About two-thirds of the way into Open Water , I realized that my hands weren’t just gripping the armrests, they were actually shaking . If that isn’t the sign of a great horror movie, I don’t know what is.
Open Water stars Daniel Travis and Blanchard Ryan as a young couple on holiday who pay to go on a scuba diving excursion. Along with eighteen other amateur divers, Daniel and Susan paddle around underwater a bit, petting eels and taking pictures, until it’s time to get back in the boat and go back to the island. Except that Daniel and Susan don’t notice that their time’s up, and thanks to a careless head-count, the boat leaves without them.

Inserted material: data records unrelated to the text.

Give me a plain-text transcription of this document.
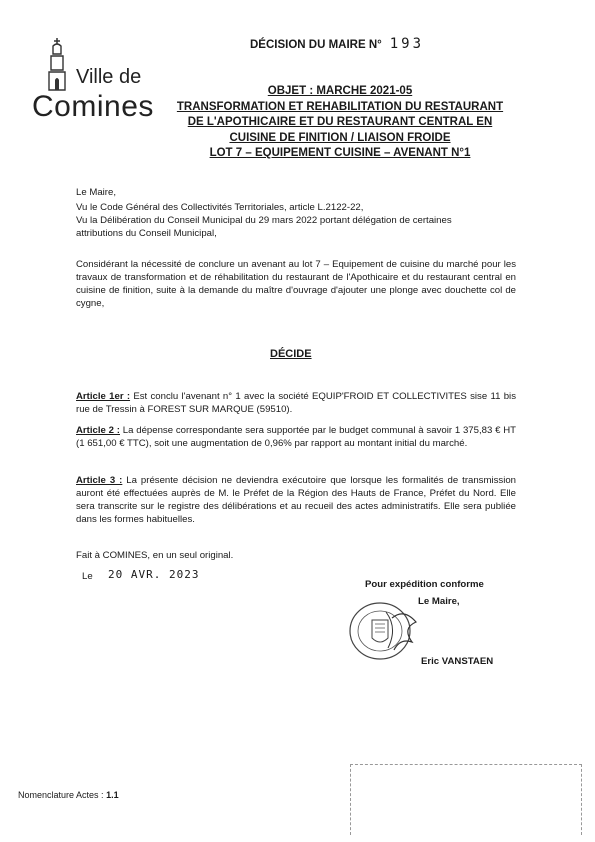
Ville de
Comines
DÉCISION DU MAIRE N° 193
OBJET : MARCHE 2021-05
TRANSFORMATION ET REHABILITATION DU RESTAURANT
DE L'APOTHICAIRE ET DU RESTAURANT CENTRAL EN
CUISINE DE FINITION / LIAISON FROIDE
LOT 7 – EQUIPEMENT CUISINE – AVENANT N°1
Le Maire,
Vu le Code Général des Collectivités Territoriales, article L.2122-22,
Vu la Délibération du Conseil Municipal du 29 mars 2022 portant délégation de certaines attributions du Conseil Municipal,
Considérant la nécessité de conclure un avenant au lot 7 – Equipement de cuisine du marché pour les travaux de transformation et de réhabilitation du restaurant de l'Apothicaire et du restaurant central en cuisine de finition, suite à la demande du maître d'ouvrage d'ajouter une plonge avec douchette col de cygne,
DÉCIDE
Article 1er : Est conclu l'avenant n° 1 avec la société EQUIP'FROID ET COLLECTIVITES sise 11 bis rue de Tressin à FOREST SUR MARQUE (59510).
Article 2 : La dépense correspondante sera supportée par le budget communal à savoir 1 375,83 € HT (1 651,00 € TTC), soit une augmentation de 0,96% par rapport au montant initial du marché.
Article 3 : La présente décision ne deviendra exécutoire que lorsque les formalités de transmission auront été effectuées auprès de M. le Préfet de la Région des Hauts de France, Préfet du Nord. Elle sera transcrite sur le registre des délibérations et au recueil des actes administratifs. Elle sera publiée dans les formes habituelles.
Fait à COMINES, en un seul original.
Le 20 AVR. 2023
Pour expédition conforme
Le Maire,
Eric VANSTAEN
Nomenclature Actes : 1.1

By the time the two surface, the boat is long gone.
At first our protagonists are annoyed, then incredulous, and then, gradually, over the hours that follow, creeping fear sets in as they realize that they are alone in the middle of a shark-infested ocean, without food or water, being carried further and further away from land by an inexorable tide. By nightfall their ever-worsening nightmare will include stinging jellyfish, seasickness, and bitter, mutual recriminations born of helplessness and panic. And then the sharks begin to bite...

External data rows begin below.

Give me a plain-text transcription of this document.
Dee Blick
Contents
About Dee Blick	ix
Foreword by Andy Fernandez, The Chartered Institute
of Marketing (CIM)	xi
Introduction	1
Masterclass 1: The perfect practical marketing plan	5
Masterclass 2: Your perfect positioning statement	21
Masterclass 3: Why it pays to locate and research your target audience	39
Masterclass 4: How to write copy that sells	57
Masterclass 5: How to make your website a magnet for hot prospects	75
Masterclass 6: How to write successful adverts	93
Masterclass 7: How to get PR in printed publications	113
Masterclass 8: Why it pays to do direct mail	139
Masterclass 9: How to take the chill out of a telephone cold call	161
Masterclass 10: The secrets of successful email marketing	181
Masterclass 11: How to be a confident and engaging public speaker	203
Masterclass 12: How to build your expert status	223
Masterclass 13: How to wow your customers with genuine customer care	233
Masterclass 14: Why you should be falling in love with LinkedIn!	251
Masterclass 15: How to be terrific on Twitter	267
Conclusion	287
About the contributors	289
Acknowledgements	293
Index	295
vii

The film plays to our primal fears
Like almost all great horror stories, Open Water makes the mundane terrifying. No one’s really scared of cartoonish bogeymen like Freddy Kruger; what we are all scared of, deep down, is that little, unexpected accident that could suddenly turn a commonplace occurrence into a life-threatening crisis. (What if someone forgot to give this plane I’m on a tune-up, and it suddenly plunges straight down? What if I got hopelessly lost in these woods? What if some morning while I’m waiting here for the subway, some crazy person shoves me in front of a train?) One little twist of fate is all it takes to change the civilized, confident Daniel and Susan into defenseless children, lost in the dark, stalked by monsters.The realistic feel of Open Water is partly due to its spare, economical execution and slightly grainy look. Director Chris Kentis and his wife and fellow filmmaker Laura Lau made the film on location in the Bahamas for a mere $130,000. The swarming sharks are real, and Travis and Ryan really floated in their midst for 120 hours while the camera crew tossed bloody meat into the water to stir them up. Evidently the actors wore body armor under their wetsuits. (Shouldn’t there be a special Oscar category for best performance treading water in chainmail while being nibbled on by freakin’ sharks ? I’ve never seen Meryl Streep do that .)
Daniel’s emotional disintegration
The couple’s acting, a tad shaky in the initial scenes on land, is fully convincing by the time their ordeal is under way, and a very good script allows them to develop into realistic, three-dimensional human beings. Daniel’s emotional disintegration is extremely well played by Travis, as is Susan’s alternating panic, devotion, and bravery by Ryan. The film’s occasionally-heard music score is strange, sounding sort of like a weird cross between a medieval chant and a negro spiritual. It seems like a mistake the first time you hear it, but its mournful, somber, lonely sound grows on you and seems more and more appropriate. Less explicable is the odd montage of footage that plays over the credits; it seems somewhat jarring and out of place.
The most horrific sequence in the film happens at night, while lightning crashes overhead, the sharks lurk below, and the couple seems lost in an infinity of hopeless darkness. The scene haunted my wife and I all the next day. It’s a mercifully brief scene, but one with real and lasting power. Watch it, and then reflect on how many scores of millions of dollars are wasted by Hollywood films that you can’t even remember a half an hour later.